Definition einer Verhaltensstörung[Bearbeiten | Quelltext bearbeiten]

Die Pädagogik bei Verhaltensstörungen definiert eine Verhaltensstörung als ein von den zeit- und kulturspezifischen Erwartungsnormen abweichendes, unangepasstes Verhalten, das die Entwicklungs- und Lernfähigkeit eines Kindes extrem einschränkt und ohne besondere pädagogische Hilfe nicht überwunden werden kann.[3] Diese Verhaltensstörungen lassen sich in internalisierende und externalisierende Störungen unterteilen.[3][5] Zu den internalisierenden Störungen zählen beispielsweise Ängste und Depressionen. Zu den externalisierenden Störungen ADHS und Aggressionen.[3][4] Insofern die Verhaltensstörung auch in der Schule auftritt und das betroffene Kind oder die Mitschüler dadurch massiv beeinträchtigt werden, kann ein Schulwechsel an eine Förderschule, an eine Heimschule oder eine Klinikschule erfolgen, in der das Kind von Sonderschullehrern unterrichtet wird.[3][4][6][7]

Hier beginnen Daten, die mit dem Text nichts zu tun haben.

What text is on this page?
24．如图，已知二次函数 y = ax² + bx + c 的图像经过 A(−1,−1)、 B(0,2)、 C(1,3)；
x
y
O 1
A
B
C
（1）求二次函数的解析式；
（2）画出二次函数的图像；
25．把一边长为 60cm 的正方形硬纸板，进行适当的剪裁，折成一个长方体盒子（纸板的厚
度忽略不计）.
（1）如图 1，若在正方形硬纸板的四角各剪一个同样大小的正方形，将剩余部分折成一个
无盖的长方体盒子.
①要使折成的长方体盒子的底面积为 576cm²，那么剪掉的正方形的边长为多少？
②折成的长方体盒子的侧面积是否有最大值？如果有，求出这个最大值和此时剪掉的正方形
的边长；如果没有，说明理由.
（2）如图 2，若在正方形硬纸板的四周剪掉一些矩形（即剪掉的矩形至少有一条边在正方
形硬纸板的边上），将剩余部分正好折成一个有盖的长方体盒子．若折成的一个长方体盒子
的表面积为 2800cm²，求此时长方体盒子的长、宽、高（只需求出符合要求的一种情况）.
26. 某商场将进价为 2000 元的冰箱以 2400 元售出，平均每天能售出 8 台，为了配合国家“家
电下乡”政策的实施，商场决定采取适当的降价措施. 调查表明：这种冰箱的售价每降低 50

Erklärungsansätze[Bearbeiten | Quelltext bearbeiten]

Zur Entstehung von Verhaltensstörungen werden biologische, psychologische, soziologische und systemtheoretische Erklärungsansätze geliefert.[4][6][8] Ein Mangel an Dopamin kann zu Konzentrationsproblemen und einer geminderten Aufmerksamkeitsspanne führen, ein Mangel an Noradrenalin zu einer geringen Impulssteuerungsfähigkeit und ein Serotoninmangel zu einer herabgesetzten Frustrationstoleranz führen, sowie eines gesteigerten Aggressionspotentials führen (biologischer Erklärungsansatz).[3] Einer der vielen psychologischen Erklärungsansätze baut auf der psychoanalytischen Sichtweise von Sigmund Freud auf. Laut Fritz Redl kann im Strukturmodell der Psyche durch ein Missverhältnis zwischen dem "Es", dem "Ich" und dem "Über-Ich" eine "Ich-Störung" entstehen, die zu fehlender Frustrationstoleranz, Ängsten oder einer verzerrten Realitätswahrnehmung führen kann.[3] Ein weiterer psychologischer Ansatz beruft sich auf die Lerntheorie. Dieser liegt der Grundsatz zugrunde, das jedes Verhalten gelernt ist und auch wieder verlernt werden kann.[4] Angststörungen können durch klassische Konditionierung entstehen, aggressives Verhalten durch operantes Konditionieren und oppositionelle Verhaltensweisen durch Modelllernen.[3][8] Einen soziologischen Erklärungsansatz bietet die Etikettierungs-Theorie. Diese konstatiert, dass ein Minderjähriger, der durch seine Erziehungsberechtigten, Peer-Group oder Lehrer beispielsweise als Krimineller abgestempelt wird, sich zunehmend mit dieser Zuschreibung identifiziert und dadurch auf die schiefe Bahn gerät.[3][4][6] Der systemtheoretische Ansatz konstatiert, dass nicht das Kind verhaltensgestört ist, sondern im System des Kindes eine Störung vorliegt. In der Schule bilden Klassenkameraden, Lehrer und sonstiges pädagogisches Personal ein System. Die Ursache der Störung kann nicht alleinig durch eine Verhaltensänderung des Kindes, sondern durch eine Änderung des Systems behoben werden.[9]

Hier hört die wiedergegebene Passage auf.